Monsieur le ministre, je ne pouvais m'empêcher d'attirer votre attention sur ces deux points.

Par ailleurs, la France dispose, de par sa surface maritime, d'une position privilégiée sur la scène internationale. Les mers et les océans sont une source de richesse et d'opportunités économiques nouvelles, mais ils sont également le lieu de menaces nouvelles et d'une compétition acharnée entre des États aux capacités d'action en pleine croissance.

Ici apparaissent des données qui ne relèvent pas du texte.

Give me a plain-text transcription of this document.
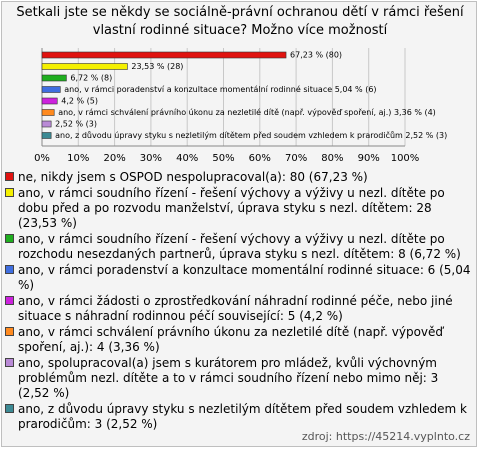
Setkali jste se někdy se sociálně-právní ochranou dětí v rámci řešení
vlastní rodinné situace? Možno více možností
0% 10% 20% 30% 40% 50% 60% 70% 80% 90% 100%
67,23 % (80)
23,53 % (28)
6,72 % (8)
ano, v rámci poradenství a konzultace momentální rodinné situace 5,04 % (6)
4,2 % (5)
ano, v rámci schválení právního úkonu za nezletilé dítě (např. výpověď spoření, aj.) 3,36 % (4)
2,52 % (3)
ano, z důvodu úpravy styku s nezletilým dítětem před soudem vzhledem k prarodičům 2,52 % (3)
ne, nikdy jsem s OSPOD nespolupracoval(a): 80 (67,23 %)
ano, v rámci soudního řízení - řešení výchovy a výživy u nezl. dítěte po dobu před a po rozvodu manželství, úprava styku s nezl. dítětem: 28 (23,53 %)
ano, v rámci soudního řízení - řešení výchovy a výživy u nezl. dítěte po rozchodu nesezdaných partnerů, úprava styku s nezl. dítětem: 8 (6,72 %)
ano, v rámci poradenství a konzultace momentální rodinné situace: 6 (5,04 %)
ano, v rámci žádosti o zprostředkování náhradní rodinné péče, nebo jiné situace s náhradní rodinnou péčí související: 5 (4,2 %)
ano, v rámci schválení právního úkonu za nezletilé dítě (např. výpověď spoření, aj.): 4 (3,36 %)
ano, spolupracoval(a) jsem s kurátorem pro mládež, kvůli výchovným problémům nezl. dítěte a to v rámci soudního řízení nebo mimo něj: 3 (2,52 %)
ano, z důvodu úpravy styku s nezletilým dítětem před soudem vzhledem k prarodičům: 3 (2,52 %)
zdroj: https://45214.vyplnto.cz
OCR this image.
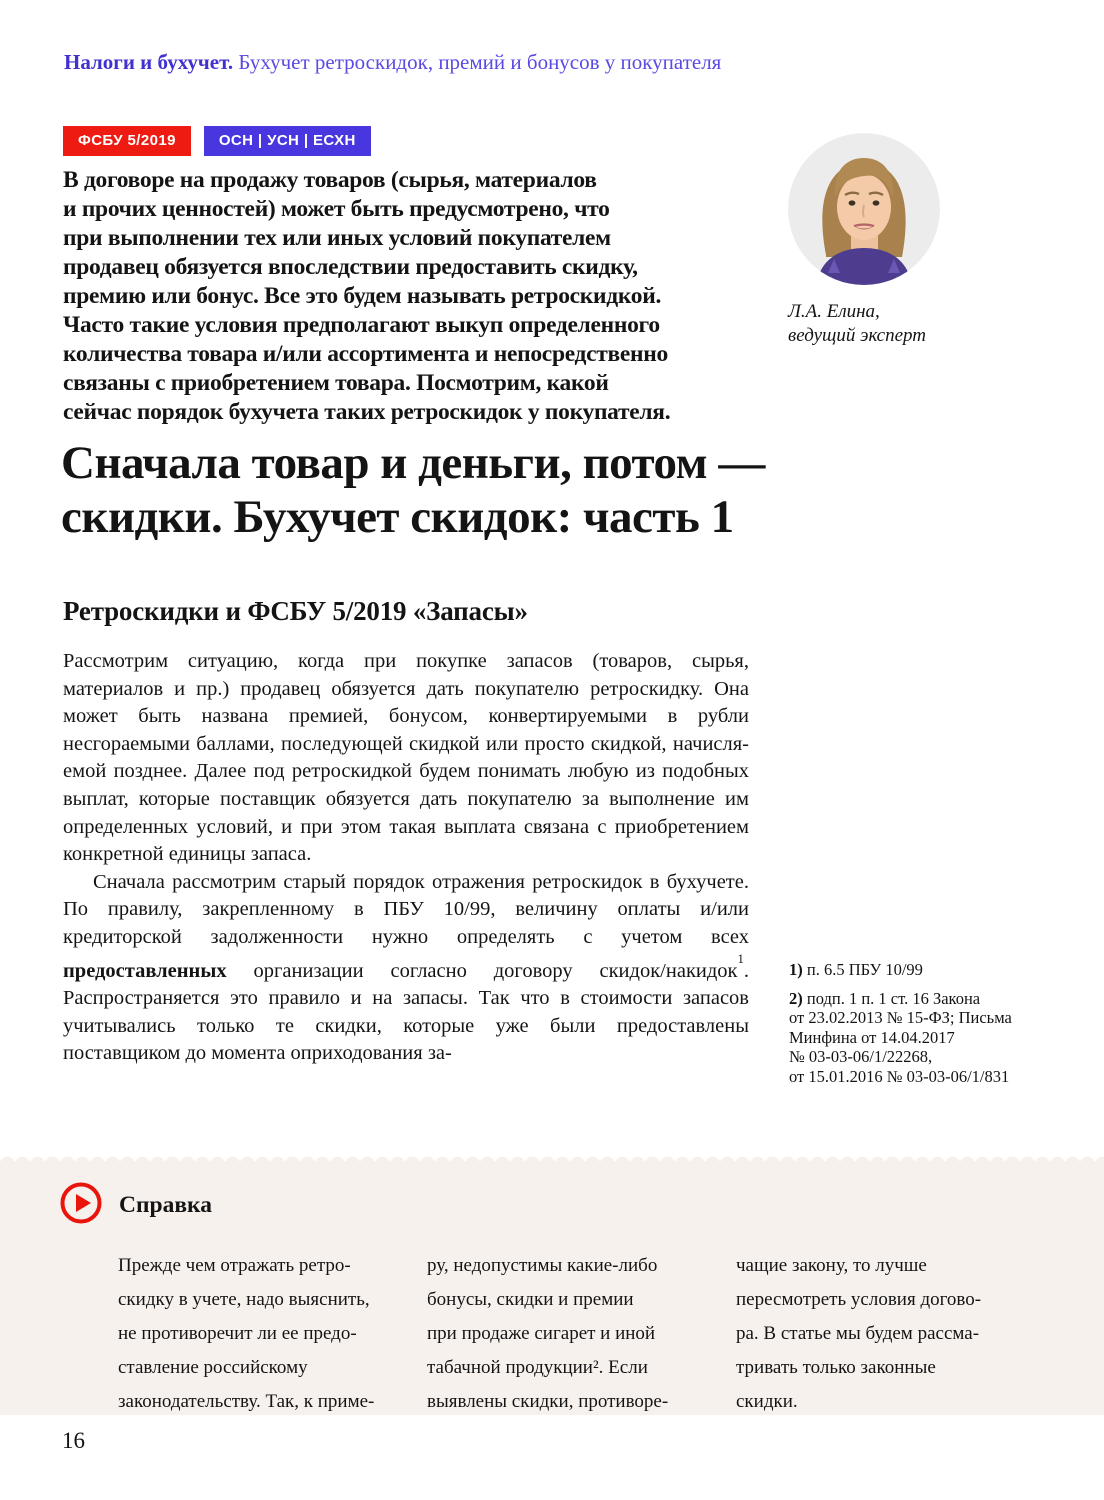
Налоги и бухучет. Бухучет ретроскидок, премий и бонусов у покупателя
ФСБУ 5/2019	ОСН | УСН | ЕСХН
В договоре на продажу товаров (сырья, материалов
и прочих ценностей) может быть предусмотрено, что
при выполнении тех или иных условий покупателем
продавец обязуется впоследствии предоставить скидку,
премию или бонус. Все это будем называть ретроскидкой.
Часто такие условия предполагают выкуп определенного
количества товара и/или ассортимента и непосредственно
связаны с приобретением товара. Посмотрим, какой
сейчас порядок бухучета таких ретроскидок у покупателя.
Л.А. Елина,
ведущий эксперт
Сначала товар и деньги, потом —
скидки. Бухучет скидок: часть 1
Ретроскидки и ФСБУ 5/2019 «Запасы»

Рассмотрим ситуацию, когда при покупке запасов (товаров, сырья, материалов и пр.) продавец обязуется дать покупателю ретроскидку. Она может быть названа премией, бонусом, конвертируемыми в рубли несгораемыми баллами, последующей скидкой или просто скидкой, начисляемой позднее. Далее под ретроскидкой будем понимать любую из подобных выплат, которые поставщик обязуется дать покупателю за выполнение им определенных условий, и при этом такая выплата связана с приобретением конкретной единицы запаса.

Сначала рассмотрим старый порядок отражения ретроскидок в бухучете. По правилу, закрепленному в ПБУ 10/99, величину оплаты и/или кредиторской задолженности нужно определять с учетом всех предоставленных организации согласно договору скидок/накидок$^1$. Распространяется это правило и на запасы. Так что в стоимости запасов учитывались только те скидки, которые уже были предоставлены поставщиком до момента оприходования за-

1) п. 6.5 ПБУ 10/99

2) подп. 1 п. 1 ст. 16 Закона
от 23.02.2013 № 15-ФЗ; Письма
Минфина от 14.04.2017
№ 03-03-06/1/22268,
от 15.01.2016 № 03-03-06/1/831

Справка
Прежде чем отражать ретро-
скидку в учете, надо выяснить,
не противоречит ли ее предо-
ставление российскому
законодательству. Так, к приме-
ру, недопустимы какие-либо
бонусы, скидки и премии
при продаже сигарет и иной
табачной продукции². Если
выявлены скидки, противоре-
чащие закону, то лучше
пересмотреть условия догово-
ра. В статье мы будем рассма-
тривать только законные
скидки.
16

Cela implique que la France soit capable d'affirmer sa souveraineté. Les tensions juridiques et militaires générées par la volonté de certains États d'étendre ou de contester les limites de leurs eaux territoriales ou de leurs zones économiques exclusives témoignent de l'importance stratégique et économique des espaces maritimes.

L'économie française est aujourd'hui totalement dépendante de ces flux maritimes. L'essentiel de nos approvisionnements en énergies fossiles, matières premières et produits finis qui transitent par voie maritime est exposé aux blocus, à la piraterie, aux actions terroristes et au trafic de drogue. L'exploitation des gisements offshore, les approches maritimes et les infrastructures critiques – ports industriels et terminaux pétroliers – doivent faire l'objet d'une surveillance permanente de la marine nationale. La maritimisation implique une concentration d'intérêts stratégiques. Cette réalité se traduit par un accroissement continu des missions de la marine, alors que ses moyens capacitaires sont tout juste constants.

Le maritime est un enjeu économique majeur pour la France. Avec 1 500 milliards d'euros et un deuxième rang mondial, ce secteur assure en Europe deux millions d'emplois directs. L'économie maritime sera l'un des moteurs de la réindustrialisation et de la création d'emplois qualifiés. Aux côtés de secteurs innovants en plein développement, le naval de défense, budget d'investissement public par excellence, est au coeur de cette croissance bleue.

La mer est devenue le terrain de la compétition économique internationale : en témoigne la lutte pour l'accès aux ressources halieutiques et aux ressources minières des fonds marins.

Les océans sont un grenier énergétique, pharmaceutique, cosmétique et alimentaire. Ces opportunités et ces potentiels de développement représentent par ailleurs de véritables gisements d'emplois et d'activités économiques. C'est un autre enjeu de première importance, compte tenu des missions assurées par l'IFREMER, l'Institut de recherche pour le développement et le CNRS.

La politique maritime, c'est aussi la protection de l'environnement. Il faut faire de la préservation de l'environnement un atout du développement et y associer la gestion durable de notre planète.

La politique maritime de la France doit donc être volontariste : c'est une politique nécessaire et rentable en termes de retour sur investissement.

Monsieur le ministre, la prochaine loi de programmation militaire indiquera le niveau de l'effort que la France est disposée à fournir pour garantir ce volet fondamental de sa souveraineté et de sa sécurité. Dites-nous si la France est préparée à relever ces défis et à éviter ainsi un décrochage stratégique, vis-à-vis notamment des grands pays émergents.